The Secret Life of Administrators
The administrative nightmares of the Medicaid unwinding and its associated monstrous task of verifying eligibility for millions of Americans highlights a key challenge that anyone concerned with health equity and policy must deeply consider.
When someone moves or becomes homeless, reconciling a record of that information with Medicaid enrollment data would be quite useful, but the resources are simply not present to coordinate these local, state, and federal agencies to quickly exchange such data. Many government technology services are stuck in legacy software with insufficient funds available to upgrade these systems to enable such integrated communication between agencies.

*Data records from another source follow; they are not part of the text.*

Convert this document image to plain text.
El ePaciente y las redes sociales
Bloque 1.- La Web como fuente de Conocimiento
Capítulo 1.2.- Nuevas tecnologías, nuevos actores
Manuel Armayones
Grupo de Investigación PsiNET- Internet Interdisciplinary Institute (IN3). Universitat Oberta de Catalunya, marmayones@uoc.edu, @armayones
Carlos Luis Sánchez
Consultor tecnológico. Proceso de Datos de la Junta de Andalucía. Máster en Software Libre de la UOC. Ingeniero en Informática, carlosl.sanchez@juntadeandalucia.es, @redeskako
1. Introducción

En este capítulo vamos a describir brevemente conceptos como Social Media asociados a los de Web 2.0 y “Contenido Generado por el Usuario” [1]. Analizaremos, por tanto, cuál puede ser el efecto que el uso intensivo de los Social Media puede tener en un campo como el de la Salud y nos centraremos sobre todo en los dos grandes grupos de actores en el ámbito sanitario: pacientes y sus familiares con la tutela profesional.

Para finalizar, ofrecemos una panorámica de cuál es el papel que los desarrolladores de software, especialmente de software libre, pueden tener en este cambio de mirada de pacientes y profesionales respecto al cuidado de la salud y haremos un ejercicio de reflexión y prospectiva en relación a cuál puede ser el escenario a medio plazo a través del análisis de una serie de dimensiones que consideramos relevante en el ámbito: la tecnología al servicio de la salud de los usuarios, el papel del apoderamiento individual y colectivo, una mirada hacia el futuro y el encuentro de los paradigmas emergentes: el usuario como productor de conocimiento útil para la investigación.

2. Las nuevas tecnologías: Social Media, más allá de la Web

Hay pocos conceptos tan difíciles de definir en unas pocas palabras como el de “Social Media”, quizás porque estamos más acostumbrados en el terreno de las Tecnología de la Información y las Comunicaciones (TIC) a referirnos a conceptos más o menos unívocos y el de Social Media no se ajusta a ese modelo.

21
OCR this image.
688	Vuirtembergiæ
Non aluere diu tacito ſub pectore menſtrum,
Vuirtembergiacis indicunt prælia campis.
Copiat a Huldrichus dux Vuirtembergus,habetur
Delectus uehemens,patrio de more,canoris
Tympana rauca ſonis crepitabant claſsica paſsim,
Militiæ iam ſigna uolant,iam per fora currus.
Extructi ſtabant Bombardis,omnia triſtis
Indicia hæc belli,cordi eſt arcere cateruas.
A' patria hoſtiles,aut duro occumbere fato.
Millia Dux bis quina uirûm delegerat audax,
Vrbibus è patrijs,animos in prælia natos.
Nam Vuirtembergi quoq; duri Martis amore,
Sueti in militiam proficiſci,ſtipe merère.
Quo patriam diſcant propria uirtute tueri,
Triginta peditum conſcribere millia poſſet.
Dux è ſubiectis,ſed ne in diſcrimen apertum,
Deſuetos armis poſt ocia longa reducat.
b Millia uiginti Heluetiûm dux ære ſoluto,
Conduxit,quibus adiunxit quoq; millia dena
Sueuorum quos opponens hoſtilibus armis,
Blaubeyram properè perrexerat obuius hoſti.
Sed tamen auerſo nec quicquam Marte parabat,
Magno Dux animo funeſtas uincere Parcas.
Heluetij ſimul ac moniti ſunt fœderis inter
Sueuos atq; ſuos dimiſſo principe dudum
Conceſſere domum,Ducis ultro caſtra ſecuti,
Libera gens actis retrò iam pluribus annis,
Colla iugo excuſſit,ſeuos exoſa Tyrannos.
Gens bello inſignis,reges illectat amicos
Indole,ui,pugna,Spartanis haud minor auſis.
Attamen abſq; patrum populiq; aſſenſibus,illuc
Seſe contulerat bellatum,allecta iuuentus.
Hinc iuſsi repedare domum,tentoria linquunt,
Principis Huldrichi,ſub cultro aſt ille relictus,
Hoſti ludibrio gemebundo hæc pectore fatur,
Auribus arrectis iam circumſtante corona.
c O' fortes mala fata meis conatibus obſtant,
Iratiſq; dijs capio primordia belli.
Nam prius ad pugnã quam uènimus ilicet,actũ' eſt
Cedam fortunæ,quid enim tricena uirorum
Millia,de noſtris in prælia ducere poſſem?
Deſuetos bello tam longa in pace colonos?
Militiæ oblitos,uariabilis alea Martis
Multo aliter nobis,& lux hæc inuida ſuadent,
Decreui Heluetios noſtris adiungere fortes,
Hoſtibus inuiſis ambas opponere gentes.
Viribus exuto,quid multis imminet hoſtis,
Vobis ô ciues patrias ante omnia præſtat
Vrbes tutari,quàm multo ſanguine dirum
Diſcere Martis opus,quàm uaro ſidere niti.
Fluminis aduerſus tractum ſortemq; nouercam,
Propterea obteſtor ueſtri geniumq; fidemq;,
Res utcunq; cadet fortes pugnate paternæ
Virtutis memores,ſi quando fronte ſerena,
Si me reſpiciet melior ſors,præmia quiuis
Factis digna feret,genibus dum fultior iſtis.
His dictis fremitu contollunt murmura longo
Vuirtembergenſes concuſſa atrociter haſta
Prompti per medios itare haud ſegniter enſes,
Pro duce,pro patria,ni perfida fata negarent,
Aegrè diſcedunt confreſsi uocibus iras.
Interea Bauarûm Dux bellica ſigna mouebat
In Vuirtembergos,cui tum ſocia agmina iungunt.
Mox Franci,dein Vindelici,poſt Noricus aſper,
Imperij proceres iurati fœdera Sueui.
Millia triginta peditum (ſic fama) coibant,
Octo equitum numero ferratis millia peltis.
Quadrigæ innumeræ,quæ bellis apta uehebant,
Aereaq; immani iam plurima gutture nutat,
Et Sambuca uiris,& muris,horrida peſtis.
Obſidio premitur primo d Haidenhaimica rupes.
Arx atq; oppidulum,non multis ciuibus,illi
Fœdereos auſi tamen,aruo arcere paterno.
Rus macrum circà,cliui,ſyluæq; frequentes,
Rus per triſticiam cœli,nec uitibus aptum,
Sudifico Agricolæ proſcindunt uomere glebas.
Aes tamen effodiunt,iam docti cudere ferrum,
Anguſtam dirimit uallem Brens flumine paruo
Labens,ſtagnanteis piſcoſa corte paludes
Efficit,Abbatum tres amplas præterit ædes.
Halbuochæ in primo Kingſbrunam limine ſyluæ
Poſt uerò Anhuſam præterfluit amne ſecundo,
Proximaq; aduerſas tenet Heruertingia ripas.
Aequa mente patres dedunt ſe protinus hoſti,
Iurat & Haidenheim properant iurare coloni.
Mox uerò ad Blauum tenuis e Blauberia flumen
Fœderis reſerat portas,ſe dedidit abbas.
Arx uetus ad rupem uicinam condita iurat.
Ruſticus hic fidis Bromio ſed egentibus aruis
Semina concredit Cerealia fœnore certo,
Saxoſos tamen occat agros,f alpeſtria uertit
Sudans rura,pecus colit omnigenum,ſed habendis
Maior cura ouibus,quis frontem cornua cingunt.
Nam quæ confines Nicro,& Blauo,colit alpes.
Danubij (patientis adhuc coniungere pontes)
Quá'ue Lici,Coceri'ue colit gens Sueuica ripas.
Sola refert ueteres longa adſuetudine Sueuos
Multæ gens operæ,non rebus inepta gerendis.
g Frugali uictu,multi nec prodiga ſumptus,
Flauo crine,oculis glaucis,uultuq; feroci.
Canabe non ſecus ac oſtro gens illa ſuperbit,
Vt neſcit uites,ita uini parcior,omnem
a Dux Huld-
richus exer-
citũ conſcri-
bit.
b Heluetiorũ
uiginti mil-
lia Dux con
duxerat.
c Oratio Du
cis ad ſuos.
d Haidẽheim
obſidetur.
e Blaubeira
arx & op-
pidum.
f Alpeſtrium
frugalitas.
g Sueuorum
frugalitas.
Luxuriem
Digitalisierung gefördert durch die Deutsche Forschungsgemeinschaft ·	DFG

The primary method of notifying Americans of the need to re-enroll for Medicaid is mail, and there is simply not enough manpower to call, email, or go in-person to each person who may need to be notified. Partnerships with local health centers and community-based organizations offer an opportunity to expand the scope of advertising, but there’s also the challenge of health literacy.
Healthcare coverage is notoriously complex, and when the average American is at a middle-school reading level, it’s no wonder that filling out paperwork to re-enroll is a challenge in and of itself. For many, this requires access to a social worker, and even then, there’s no guarantee that people can find time to make such appointments or even grasp the true financial weight of having no insurance. After all, health insurance premiums seem like an unnecessary expense that can make or break someone living paycheck-to-paycheck.